Music might be the food of love but the sound that sets hearts aflutter does not travel between cultures, suggests a new study.
Whilst people could instantly recognize a lullaby or dance music, they were much more uncertain about love songs belonging to a different background.
Researchers at Yale University played 14-second snippets of vocals from a bank of songs that originated from a host of cultures to more than 5,000 people from 49 countries.
The research team included subjects not only from the industrialized world but more than 100 individuals who live in three small, relatively isolated groups of no more than 100.
“All around the world, people sing in similar ways. Music is deeply rooted in human social interaction,” said Senior author Professor Samuel Mehr.
For the study, published in the journal Proceedings of the National Academy of Sciences, the team played subjects the snippets then asked them to rank each as being one of four music types: dance, lullabies, “healing” music, or love music.

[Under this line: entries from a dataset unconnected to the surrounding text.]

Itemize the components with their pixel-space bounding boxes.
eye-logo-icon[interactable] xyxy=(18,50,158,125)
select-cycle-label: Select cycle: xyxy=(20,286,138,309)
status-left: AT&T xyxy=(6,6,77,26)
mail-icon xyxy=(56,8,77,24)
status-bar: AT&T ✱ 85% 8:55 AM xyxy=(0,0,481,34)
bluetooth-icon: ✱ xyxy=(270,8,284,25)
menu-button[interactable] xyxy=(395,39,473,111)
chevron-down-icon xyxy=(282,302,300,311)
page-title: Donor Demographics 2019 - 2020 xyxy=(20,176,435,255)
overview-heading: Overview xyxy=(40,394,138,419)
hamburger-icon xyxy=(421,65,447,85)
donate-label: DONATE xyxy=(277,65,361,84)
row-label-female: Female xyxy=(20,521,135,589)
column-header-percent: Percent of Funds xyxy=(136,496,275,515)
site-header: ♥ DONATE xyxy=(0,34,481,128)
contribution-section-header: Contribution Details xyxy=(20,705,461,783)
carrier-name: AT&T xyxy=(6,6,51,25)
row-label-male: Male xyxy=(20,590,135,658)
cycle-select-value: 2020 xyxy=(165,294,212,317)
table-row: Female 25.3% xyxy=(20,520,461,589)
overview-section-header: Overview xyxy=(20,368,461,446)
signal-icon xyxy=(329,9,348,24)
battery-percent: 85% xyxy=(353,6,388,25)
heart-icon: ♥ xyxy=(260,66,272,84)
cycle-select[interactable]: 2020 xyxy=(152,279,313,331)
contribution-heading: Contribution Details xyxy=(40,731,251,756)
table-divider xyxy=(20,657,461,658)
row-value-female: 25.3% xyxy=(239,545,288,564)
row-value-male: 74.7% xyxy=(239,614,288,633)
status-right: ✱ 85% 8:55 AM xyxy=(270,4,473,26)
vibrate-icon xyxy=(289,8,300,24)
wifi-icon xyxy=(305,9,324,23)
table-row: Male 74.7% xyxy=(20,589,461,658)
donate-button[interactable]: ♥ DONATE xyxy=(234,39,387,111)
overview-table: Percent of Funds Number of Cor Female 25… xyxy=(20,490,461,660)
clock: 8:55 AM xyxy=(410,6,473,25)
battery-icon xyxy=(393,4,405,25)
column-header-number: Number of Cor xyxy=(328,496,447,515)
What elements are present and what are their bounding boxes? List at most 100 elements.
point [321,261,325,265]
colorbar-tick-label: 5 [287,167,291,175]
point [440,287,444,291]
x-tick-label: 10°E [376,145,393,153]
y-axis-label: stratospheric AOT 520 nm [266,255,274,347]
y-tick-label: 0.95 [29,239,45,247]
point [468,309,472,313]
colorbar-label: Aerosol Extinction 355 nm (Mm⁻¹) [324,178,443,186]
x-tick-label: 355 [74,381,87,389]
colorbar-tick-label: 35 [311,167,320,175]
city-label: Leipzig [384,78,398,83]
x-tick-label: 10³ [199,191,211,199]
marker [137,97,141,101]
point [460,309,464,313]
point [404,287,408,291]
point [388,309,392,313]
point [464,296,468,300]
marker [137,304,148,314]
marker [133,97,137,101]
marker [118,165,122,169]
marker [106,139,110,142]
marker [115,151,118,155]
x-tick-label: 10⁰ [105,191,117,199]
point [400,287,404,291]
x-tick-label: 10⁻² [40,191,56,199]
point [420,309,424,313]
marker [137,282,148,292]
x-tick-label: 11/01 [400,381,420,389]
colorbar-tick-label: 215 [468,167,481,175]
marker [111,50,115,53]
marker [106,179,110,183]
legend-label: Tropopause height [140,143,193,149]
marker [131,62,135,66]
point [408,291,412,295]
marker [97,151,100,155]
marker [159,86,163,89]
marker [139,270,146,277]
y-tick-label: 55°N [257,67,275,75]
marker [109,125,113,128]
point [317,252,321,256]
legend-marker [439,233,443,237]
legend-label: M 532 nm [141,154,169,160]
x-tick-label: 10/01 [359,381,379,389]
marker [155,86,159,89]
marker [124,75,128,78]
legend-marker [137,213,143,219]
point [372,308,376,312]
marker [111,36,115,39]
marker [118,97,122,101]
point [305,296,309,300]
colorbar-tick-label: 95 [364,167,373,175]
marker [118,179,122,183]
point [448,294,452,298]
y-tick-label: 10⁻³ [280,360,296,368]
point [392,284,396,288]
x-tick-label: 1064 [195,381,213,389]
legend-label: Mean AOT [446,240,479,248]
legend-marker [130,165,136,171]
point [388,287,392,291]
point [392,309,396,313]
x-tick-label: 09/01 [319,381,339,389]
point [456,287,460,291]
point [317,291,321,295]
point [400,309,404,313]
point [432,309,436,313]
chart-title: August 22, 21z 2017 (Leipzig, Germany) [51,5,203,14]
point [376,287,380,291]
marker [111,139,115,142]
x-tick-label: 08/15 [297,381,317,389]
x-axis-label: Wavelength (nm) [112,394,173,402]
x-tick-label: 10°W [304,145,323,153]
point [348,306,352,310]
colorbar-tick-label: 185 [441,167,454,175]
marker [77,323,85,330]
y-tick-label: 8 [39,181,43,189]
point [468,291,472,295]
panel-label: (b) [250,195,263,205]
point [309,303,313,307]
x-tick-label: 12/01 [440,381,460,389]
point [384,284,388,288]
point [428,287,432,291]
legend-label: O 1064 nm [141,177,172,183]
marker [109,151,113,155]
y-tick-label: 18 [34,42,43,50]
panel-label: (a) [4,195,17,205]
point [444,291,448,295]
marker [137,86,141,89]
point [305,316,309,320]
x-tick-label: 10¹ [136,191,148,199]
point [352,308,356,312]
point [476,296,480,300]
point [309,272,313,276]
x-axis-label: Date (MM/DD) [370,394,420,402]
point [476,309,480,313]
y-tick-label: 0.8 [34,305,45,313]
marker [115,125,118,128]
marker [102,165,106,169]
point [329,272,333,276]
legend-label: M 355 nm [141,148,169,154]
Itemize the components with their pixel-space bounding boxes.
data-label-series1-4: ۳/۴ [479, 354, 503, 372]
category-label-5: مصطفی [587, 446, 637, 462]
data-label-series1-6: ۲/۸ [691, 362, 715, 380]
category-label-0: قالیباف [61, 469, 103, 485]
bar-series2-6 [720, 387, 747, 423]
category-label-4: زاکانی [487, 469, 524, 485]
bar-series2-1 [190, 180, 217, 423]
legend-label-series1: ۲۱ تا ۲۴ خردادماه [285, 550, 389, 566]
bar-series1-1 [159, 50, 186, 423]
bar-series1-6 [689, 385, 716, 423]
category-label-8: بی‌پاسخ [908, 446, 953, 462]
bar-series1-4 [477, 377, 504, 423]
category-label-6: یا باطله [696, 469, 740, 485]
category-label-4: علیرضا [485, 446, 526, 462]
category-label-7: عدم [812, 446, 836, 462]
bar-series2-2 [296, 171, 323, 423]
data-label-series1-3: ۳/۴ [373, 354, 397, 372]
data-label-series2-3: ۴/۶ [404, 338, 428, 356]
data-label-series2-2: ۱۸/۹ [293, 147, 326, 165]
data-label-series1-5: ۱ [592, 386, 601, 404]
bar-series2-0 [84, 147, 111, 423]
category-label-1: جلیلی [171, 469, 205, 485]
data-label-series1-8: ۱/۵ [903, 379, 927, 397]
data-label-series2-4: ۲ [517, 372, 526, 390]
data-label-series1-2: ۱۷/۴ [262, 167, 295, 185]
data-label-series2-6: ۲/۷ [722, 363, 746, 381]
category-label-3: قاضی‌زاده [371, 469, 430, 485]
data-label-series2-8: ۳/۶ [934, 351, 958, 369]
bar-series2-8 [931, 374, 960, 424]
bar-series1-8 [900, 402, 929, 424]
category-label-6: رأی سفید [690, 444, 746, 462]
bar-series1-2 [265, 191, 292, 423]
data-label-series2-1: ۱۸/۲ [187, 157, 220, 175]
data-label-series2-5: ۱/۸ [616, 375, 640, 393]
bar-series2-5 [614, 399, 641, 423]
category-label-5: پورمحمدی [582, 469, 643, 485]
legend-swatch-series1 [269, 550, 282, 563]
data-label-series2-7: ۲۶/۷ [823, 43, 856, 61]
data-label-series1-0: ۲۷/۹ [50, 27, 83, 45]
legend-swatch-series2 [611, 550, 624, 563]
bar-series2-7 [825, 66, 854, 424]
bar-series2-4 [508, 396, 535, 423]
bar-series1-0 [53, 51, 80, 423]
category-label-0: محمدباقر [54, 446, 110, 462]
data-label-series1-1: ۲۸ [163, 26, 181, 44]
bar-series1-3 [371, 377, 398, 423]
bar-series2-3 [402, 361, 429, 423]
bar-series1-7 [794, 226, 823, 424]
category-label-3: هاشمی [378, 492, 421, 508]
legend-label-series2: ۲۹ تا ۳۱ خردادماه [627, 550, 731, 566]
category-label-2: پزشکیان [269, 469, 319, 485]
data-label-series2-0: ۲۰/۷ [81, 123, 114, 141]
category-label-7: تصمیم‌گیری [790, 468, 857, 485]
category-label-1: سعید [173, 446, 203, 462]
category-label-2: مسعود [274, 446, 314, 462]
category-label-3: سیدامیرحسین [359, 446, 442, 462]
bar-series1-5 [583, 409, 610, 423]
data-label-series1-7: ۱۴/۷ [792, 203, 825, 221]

This experiment was performed in 31 languages, yet regardless of the language people from all cultures could easily identify dance music, lullabies, and, to a lesser extent, even music created to heal.
Recognition of what the researchers identified as love songs, however, lagged these other categories.
When the team analyzed responses based on language groupings, they found that 27 of the 28 groups correctly rated dance, all 28 were able to identify lullabies but only 12 of the 28 groups were able to identify love songs.
“One reason for this could be that love songs may be a particularly fuzzy category that includes songs that express happiness and attraction, but also sadness and jealousy,” said Lidya Yurdum Lead author and research assistant.
“Listeners who heard love songs from neighboring countries and in languages related to their own actually did a little better, likely because of the familiar linguistic and cultural clues.”
Apart from love songs it seems that most themes were universally recognized in music.
Yurdum added: “Listeners’ ratings were largely accurate, consistent with one another, and not explained by their linguistic or geographical proximity to the singer showing that musical diversity is underlain by universal psychological phenomena.
“Our minds have evolved to listen to music. It is not a recent invention.
“But if we only study songs from the Western world and listeners from the Western world, we can only draw conclusions about the Western world, not humans in general.”